The MLSYNTH App

Synthetic Control Methods Made Accessible

Jared Greathouse

2025-11-11

👋 Welcome

The MLSYNTH App = point-and-click interface for causal inference
Wraps my mlsynth Python package
Designed for:
- Policy analysts
- Economists
- Business owners
- Data scientists

Motivation

Policy evaluation needs credible counterfactuals
Synthetic control (SCM) provides a flexible framework, especially when the parallel trends assumption of DID does not hold.
But today:
- Fragmented implementations of different SCMs exist
- Steep learning curve for different implementations of SCM
- Not all researchers know R or Python, where many of these developments live

Why Use the MLSYNTH App?

What are you really getting when you use the MLSYNTH App?

Convenience.

The Problem

Many papers are hard to digest
- Some take days of rereading (e.g.
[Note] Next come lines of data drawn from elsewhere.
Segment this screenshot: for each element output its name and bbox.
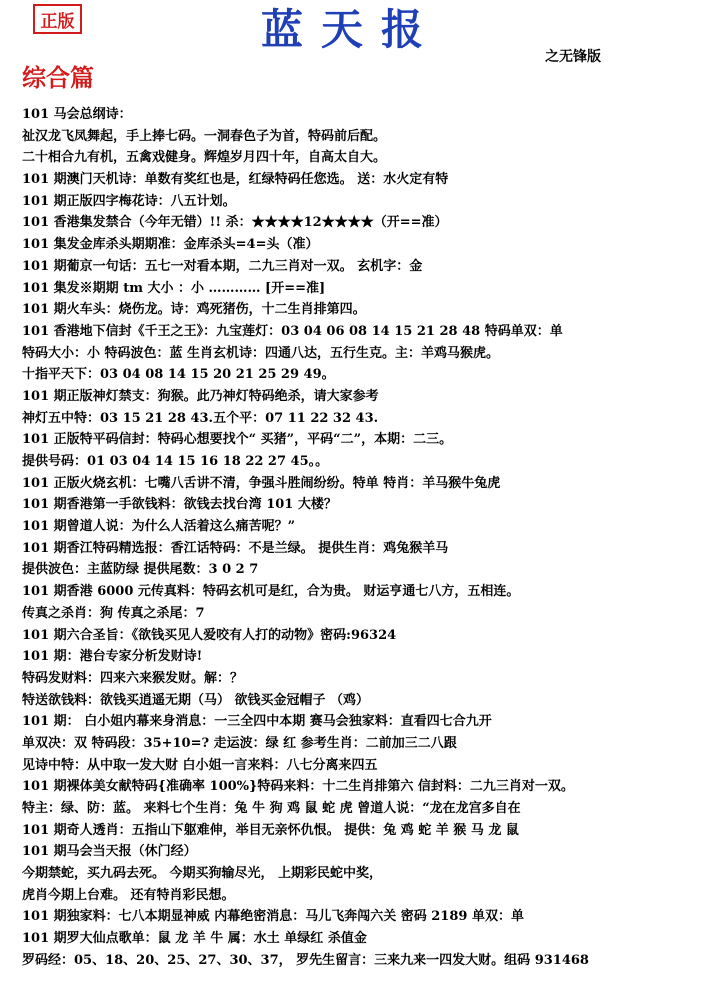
text-line: 特码发财料：四来六来猴发财。解：？ (22, 670, 244, 686)
text-line: 101 期马会当天报（休门经） (22, 844, 197, 860)
text-line: 见诗中特：从中取一发大财 白小姐一言来料：八七分离来四五 (22, 757, 378, 773)
section-heading: 综合篇 (22, 63, 94, 92)
text-line: 二十相合九有机，五禽戏健身。辉煌岁月四十年，自高太自大。 (22, 150, 387, 166)
text-line: 提供波色：主蓝防绿 提供尾数：3 0 2 7 (22, 562, 259, 578)
text-line: 101 期火车头：烧伤龙。诗：鸡死猪伤，十二生肖排第四。 (22, 302, 366, 318)
text-line: 101 集发※期期 tm 大小 ：小 ………… [开==准] (22, 280, 326, 296)
text-line: 101 期：港台专家分析发财诗! (22, 649, 203, 665)
text-line: 今期禁蛇，买九码去死。 今期买狗输尽光， 上期彩民蛇中奖， (22, 866, 383, 882)
text-line: 101 期正版四字梅花诗：八五计划。 (22, 193, 236, 209)
text-line: 特码大小：小 特码波色：蓝 生肖玄机诗：四通八达，五行生克。主：羊鸡马猴虎。 (22, 345, 500, 361)
text-line: 101 集发金库杀头期期准：金库杀头=4=头（准） (22, 237, 319, 253)
text-line: 101 期： 白小姐内幕来身消息：一三全四中本期 赛马会独家料：直看四七合九开 (22, 714, 492, 730)
text-line: 101 期正版神灯禁支：狗猴。此乃神灯特码绝杀，请大家参考 (22, 388, 379, 404)
text-line: 101 期葡京一句话：五七一对看本期，二九三肖对一双。 玄机字：金 (22, 258, 423, 274)
text-line: 罗码经：05、18、20、25、27、30、37， 罗先生留言：三来九来一四发大财。组码 931468 (22, 952, 589, 968)
text-line: 特主：绿、防：蓝。 来料七个生肖：兔 牛 狗 鸡 鼠 蛇 虎 曾道人说：“龙在龙宫多自在 (22, 801, 521, 816)
text-line: 提供号码：01 03 04 14 15 16 18 22 27 45。。 (22, 454, 329, 469)
content-body (22, 104, 692, 972)
text-line: 101 期裸体美女献特码{准确率 100%}特码来料：十二生肖排第六 信封料：二九三肖对一双。 (22, 779, 574, 795)
text-line: 传真之杀肖：狗 传真之杀尾：7 (22, 605, 205, 621)
text-line: 神灯五中特：03 15 21 28 43.五个平：07 11 22 32 43. (22, 410, 379, 426)
text-line: 虎肖今期上台难。 还有特肖彩民想。 (22, 887, 235, 903)
genuine-badge: 正版 (33, 4, 82, 34)
text-line: 101 期独家料：七八本期显神威 内幕绝密消息：马儿飞奔闯六关 密码 2189 单双：单 (22, 909, 524, 925)
text-line: 单双决：双 特码段：35+10=? 走运波：绿 红 参考生肖：二前加三二八跟 (22, 735, 457, 751)
text-line: 101 期香江特码精选报：香江话特码：不是兰绿。 提供生肖：鸡兔猴羊马 (22, 540, 449, 556)
text-line: 101 香港集发禁合（今年无错）!! 杀：★★★★12★★★★（开==准） (22, 215, 448, 231)
text-line: 101 期奇人透肖：五指山下躯难伸，举目无亲怀仇恨。 提供：兔 鸡 蛇 羊 猴 马 龙 鼠 (22, 822, 519, 838)
page-title: 蓝天报 (260, 5, 441, 54)
text-line: 101 期香港第一手欲钱料：欲钱去找台湾 101 大楼？ (22, 497, 337, 513)
text-line: 101 期曾道人说：为什么人活着这么痛苦呢？” (22, 519, 296, 535)
text-line: 101 期香港 6000 元传真料：特码玄机可是红，合为贵。 财运亨通七八方，五相连。 (22, 584, 520, 600)
text-line: 101 香港地下信封《千王之王》：九宝莲灯：03 04 06 08 14 15 21 28 48 特码单双：单 (22, 323, 563, 339)
text-line: 101 期澳门天机诗：单数有奖红也是，红绿特码任您选。 送：水火定有特 (22, 172, 449, 188)
edition-label: 之无锋版 (545, 49, 601, 65)
text-line: 祉汉龙飞凤舞起，手上捧七码。一洞春色子为首，特码前后配。 (22, 128, 387, 144)
text-line: 特送欲钱料：欲钱买逍遥无期（马） 欲钱买金冠帽子 （鸡） (22, 692, 370, 708)
text-line: 101 正版火烧玄机：七嘴八舌讲不清，争强斗胜闹纷纷。特单 特肖：羊马猴牛兔虎 (22, 475, 501, 491)
text-line: 101 马会总纲诗： (22, 107, 132, 122)
text-line: 101 期六合圣旨：《欲钱买见人爱咬有人打的动物》密码:96324 (22, 627, 397, 643)
text-line: 十指平天下：03 04 08 14 15 20 21 25 29 49。 (22, 367, 335, 383)
text-line: 101 期罗大仙点歌单：鼠 龙 羊 牛 属：水土 单绿红 杀值金 (22, 931, 367, 947)
text-line: 101 正版特平码信封：特码心想要找个“ 买猪”，平码“二”，本期：二三。 (22, 432, 453, 448)
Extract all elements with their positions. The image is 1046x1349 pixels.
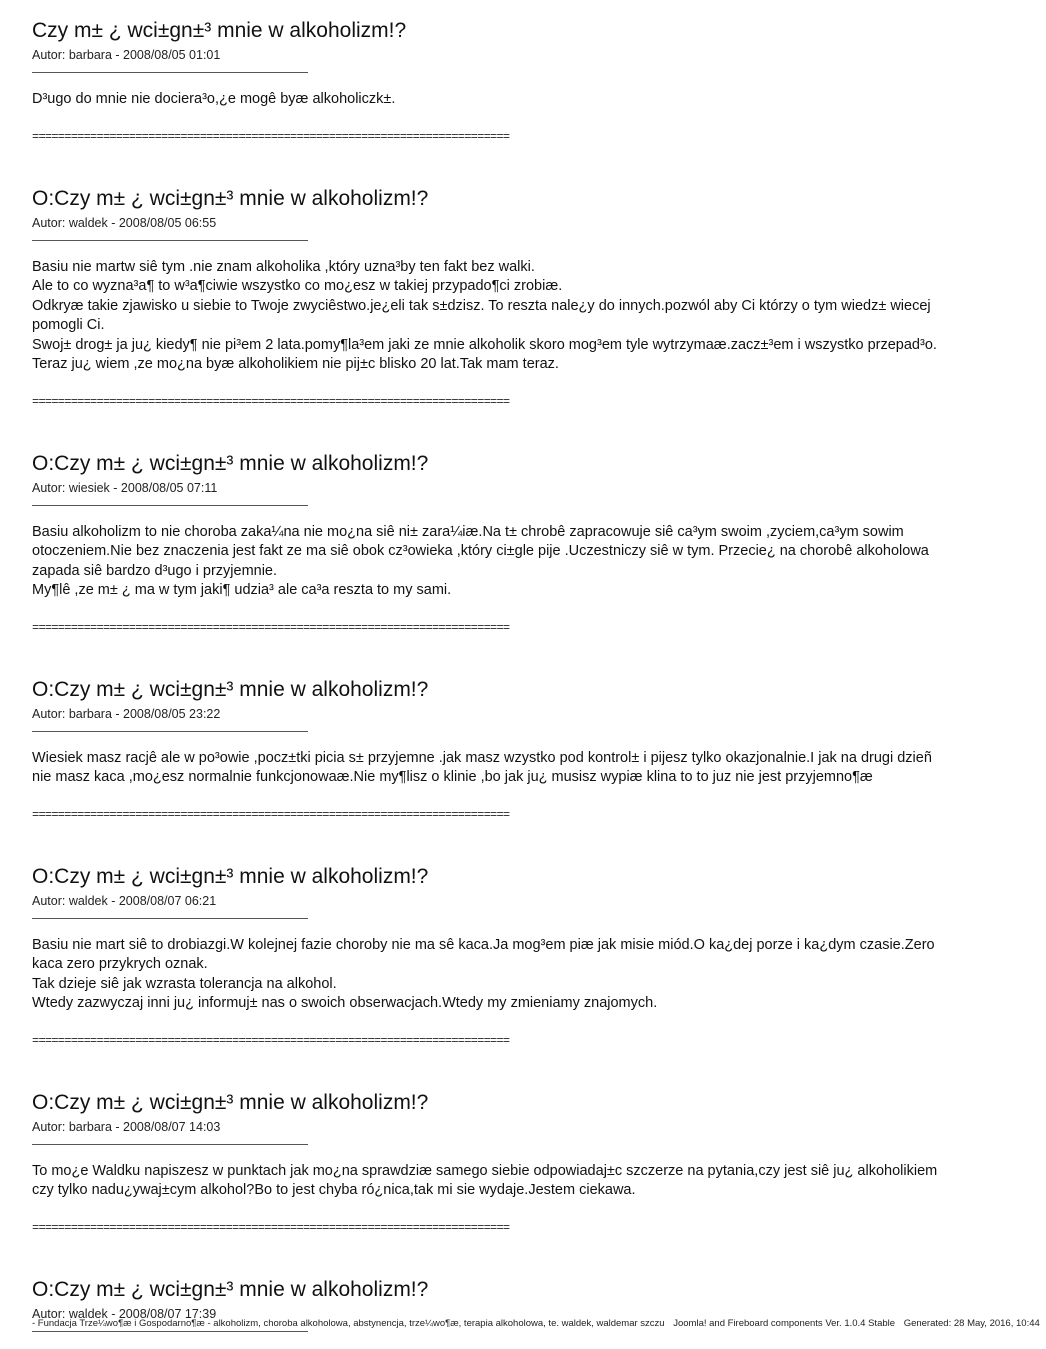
post-paragraph: My¶lê ,ze m± ¿ ma w tym jaki¶ udzia³ ale ca³a reszta to my sami. [32,582,452,598]
post-author-date: Autor: waldek - 2008/08/05 06:55 [32,215,217,230]
forum-post [32,677,947,788]
post-separator: ========================================================================== [32,1220,510,1235]
post-author-date: Autor: barbara - 2008/08/05 01:01 [32,48,221,62]
post-paragraph: Basiu alkoholizm to nie choroba zaka¼na nie mo¿na siê ni± zara¼iæ.Na t± chrobê zapracowuje siê ca³ym swoim ,zyciem,ca³ym sowim otoczeniem.Nie bez znaczenia jest fakt ze ma siê obok cz³owieka ,który ci±gle pije .Uczestniczy siê w tym. Przecie¿ na chorobê alkoholowa zapada siê bardzo d³ugo i przyjemnie. [32,523,929,579]
forum-post [32,451,947,601]
post-body [32,258,947,375]
post-body [32,749,947,788]
forum-post [32,18,947,110]
forum-post [32,1090,947,1201]
footer-site-info: - Fundacja Trze¼wo¶æ i Gospodarno¶æ - alkoholizm, choroba alkoholowa, abstynencja, trze¼wo¶æ, terapia alkoholowa, te. waldek, waldemar szczu [32,1318,665,1329]
post-paragraph: Wiesiek masz racjê ale w po³owie ,pocz±tki picia s± przyjemne .jak masz wzystko pod kontrol± i pijesz tylko okazjonalnie.I jak na drugi dzieñ nie masz kaca ,mo¿esz normalnie funkcjonowaæ.Nie my¶lisz o klinie ,bo jak ju¿ musisz wypiæ klina to to juz nie jest przyjemno¶æ [32,749,932,785]
page-footer [32,1318,1040,1330]
post-separator: ========================================================================== [32,807,510,822]
post-title: Czy m± ¿ wci±gn±³ mnie w alkoholizm!? [32,19,407,42]
post-paragraph: To mo¿e Waldku napiszesz w punktach jak mo¿na sprawdziæ samego siebie odpowiadaj±c szczerze na pytania,czy jest siê ju¿ alkoholikiem czy tylko nadu¿ywaj±cym alkohol?Bo to jest chyba ró¿nica,tak mi sie wydaje.Jestem ciekawa. [32,1162,938,1198]
forum-post [32,864,947,1014]
post-author-date: Autor: barbara - 2008/08/05 23:22 [32,706,221,721]
post-author-date: Autor: waldek - 2008/08/07 17:39 [32,1306,217,1321]
post-title: O:Czy m± ¿ wci±gn±³ mnie w alkoholizm!? [32,186,429,210]
post-separator: ========================================================================== [32,1033,510,1048]
forum-post [32,186,947,375]
post-paragraph: Ale to co wyzna³a¶ to w³a¶ciwie wszystko co mo¿esz w takiej przypado¶ci zrobiæ. [32,278,563,294]
post-paragraph: Odkryæ takie zjawisko u siebie to Twoje zwyciêstwo.je¿eli tak s±dzisz. To reszta nale¿y do innych.pozwól aby Ci którzy o tym wiedz± wiecej pomogli Ci. [32,297,931,333]
post-separator: ========================================================================== [32,620,510,635]
post-body [32,90,947,110]
post-header-rule [32,1331,308,1332]
post-paragraph: Basiu nie martw siê tym .nie znam alkoholika ,który uzna³by ten fakt bez walki. [32,258,535,275]
post-body [32,523,947,601]
post-author-date: Autor: wiesiek - 2008/08/05 07:11 [32,480,218,495]
post-body [32,936,947,1014]
post-title: O:Czy m± ¿ wci±gn±³ mnie w alkoholizm!? [32,864,429,888]
post-paragraph: Teraz ju¿ wiem ,ze mo¿na byæ alkoholikiem nie pij±c blisko 20 lat.Tak mam teraz. [32,356,559,372]
post-separator: ========================================================================== [32,394,510,409]
post-paragraph: Tak dzieje siê jak wzrasta tolerancja na alkohol. [32,975,337,992]
post-header-rule [32,505,308,506]
post-title: O:Czy m± ¿ wci±gn±³ mnie w alkoholizm!? [32,1090,429,1114]
post-author-date: Autor: waldek - 2008/08/07 06:21 [32,893,217,908]
post-body [32,1162,947,1201]
post-author-date: Autor: barbara - 2008/08/07 14:03 [32,1119,221,1134]
post-header-rule [32,72,308,73]
post-paragraph: Basiu nie mart siê to drobiazgi.W kolejnej fazie choroby nie ma sê kaca.Ja mog³em piæ jak misie miód.O ka¿dej porze i ka¿dym czasie.Zero kaca zero przykrych oznak. [32,936,935,972]
post-header-rule [32,918,308,919]
footer-software: Joomla! and Fireboard components Ver. 1.0.4 Stable [673,1318,896,1329]
post-title: O:Czy m± ¿ wci±gn±³ mnie w alkoholizm!? [32,677,429,701]
post-header-rule [32,240,308,241]
post-title: O:Czy m± ¿ wci±gn±³ mnie w alkoholizm!? [32,451,429,475]
post-paragraph: D³ugo do mnie nie dociera³o,¿e mogê byæ alkoholiczk±. [32,91,396,107]
post-title: O:Czy m± ¿ wci±gn±³ mnie w alkoholizm!? [32,1277,429,1301]
post-paragraph: Swoj± drog± ja ju¿ kiedy¶ nie pi³em 2 lata.pomy¶la³em jaki ze mnie alkoholik skoro mog³em tyle wytrzymaæ.zacz±³em i wszystko przepad³o. [32,336,937,353]
thread [32,18,947,1349]
post-header-rule [32,1144,308,1145]
post-paragraph: Wtedy zazwyczaj inni ju¿ informuj± nas o swoich obserwacjach.Wtedy my zmieniamy znajomych. [32,995,658,1011]
footer-generated: Generated: 28 May, 2016, 10:44 [903,1318,1040,1329]
post-separator: ========================================================================== [32,129,510,144]
post-header-rule [32,731,308,732]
On Robustness of Principal Component Regression Anish Agarwal,Devavrat Shah,Dennis Shen & Dogyoon Song, 1731-1745)
- Even relatively more straightforward ones (e.g. Li, Kathleen T. (2023). “Frontiers: A Simple Forward Difference-in-Differences Method.” Marketing Science 43(2):267-279. ) demand hours to read.
Code is fragmented
- Some estimators exist only in replication files or are in fragile, unpackaged R/Python scripts
- Some may be tied to Stata or MATLAB (paid software)

Time Costs

Rough estimates of time saved by MLSYNTH:

Estimator	Hours to Learn + Code	MLSYNTH Time
FDID	~40	Minutes
FSCM	~75	Minutes
RPCA	~90	Minutes
SI	~110	Minutes

Who Suffers Most?

Even trained researchers spend dozens of hours per estimator in the time that it takes to code and understand it.
For the average policy analyst or master’s student:
- Multiply those hours by 2–4
- Steep learning curve which demands solid stats, math, code, causal inference background

MLSYNTH App = simplifies this process.

Two Ways to Pay

Pay in Time
- Learn Python and read the papers
- Use mlsynth source code directly
Pay in Money
- Use the app
- Skip the coding, focus on analysis

Either way, with the mlsynth app, you never pay in both.

How It Works

Upload a panel dataset (unit, time, outcome, treatment)
Choose an estimator
Run the model → results visualized automatically
Download outputs for further analysis

Sample Datasets

California Tobacco Law (1988) → Cigarette sales
German Reunification (1990) → GDP
Basque Terrorism (1975) → GDP per capita
Hubei Lockdown (2020) → GDP growth
Hong Kong Integration (2003) → GDP

Available Estimators

FDID: Forward Difference-in-Differences
FSCM: Forward-Selected Synthetic Control
CLUSTERSC: Cluster SCM (PCR, RPCA)
SRC: Synthetic Regression Control
PDA: Panel Data Approaches
FMA: Factor Model Approach
NSC: Nonlinear SCM
SI: Synthetic Interventions

Coming Soon

Robustness checks (placebo tests)

Using MLSYNTH App

A Word of Caution

MLSYNTH ≠ black box
Estimators rely on assumptions
Misuse → misleading results

Use MLSYNTH to save coding time — but still understand what each method does.